Stedman and Hutchinson, comps. A Library of American Literature:
An Anthology in Eleven Volumes. 1891.
Vols. IX–XI: Literature of the Republic, Part IV., 1861–1889
The Delights of the Next World
By Mather Byles (17071788)T
How blessed and pleasing an intercourse must it be, for friends to congratulate the arrival of friends to that holy world; to talk over the prayers they have perhaps formerly made together; the pious conversation they have carried on upon earth; and the serious religion they promoted in each other’s minds, by their word and their examples. It will certainly be no little satisfaction, for them there to renew to one another, the thoughts and discourses they once entertained concerning the glory and happiness of the kingdom where they will then reign. They will say one to another, How dark and obscure were our conceptions of this felicity! How low and mean the talk we formerly had about it! How inadequate and trifling the most exalted strokes of our mortal discourses to these sublime enjoyments!
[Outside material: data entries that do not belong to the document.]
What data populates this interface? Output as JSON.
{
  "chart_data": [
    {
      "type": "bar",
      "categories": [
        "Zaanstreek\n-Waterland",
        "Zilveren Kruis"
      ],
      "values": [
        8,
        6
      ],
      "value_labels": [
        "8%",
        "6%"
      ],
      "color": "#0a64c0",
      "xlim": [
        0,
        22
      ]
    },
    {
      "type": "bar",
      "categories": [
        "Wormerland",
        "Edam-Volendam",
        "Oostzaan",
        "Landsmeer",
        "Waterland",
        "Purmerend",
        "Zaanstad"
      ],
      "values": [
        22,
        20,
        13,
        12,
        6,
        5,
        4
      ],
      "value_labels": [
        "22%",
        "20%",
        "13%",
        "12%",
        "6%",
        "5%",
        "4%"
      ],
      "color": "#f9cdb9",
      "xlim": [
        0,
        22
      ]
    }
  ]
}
And as the conversation we shall have with those which we were familiar with on earth, will be so pleasant and happy, so no less will that delight us, which we shall have with those who have gone to heaven before us. To mix in the divine and sinless companies there, to hear the improving expressions of their tongues, and attend to the soft persuasion that sits upon their lips, this will be a very noble entertainment. How glad shall we be, to hear Paul give us an account of his conversion with his own mouth; or Noah himself be the relator of the flood which bore him up in his ark, over the tops of the mountains! To hear Moses, in an improved sublimity of style, tell of the wonders of the creation, and relate the pomp and terror of Mount Sinai, when its summit blazed with fire unto the midst of heaven, and the black smoke arose like the smoke of a furnace, and rolled away through the air; while the voice of the trumpet echoed louder and louder, and the whole mountain shook to its foundations.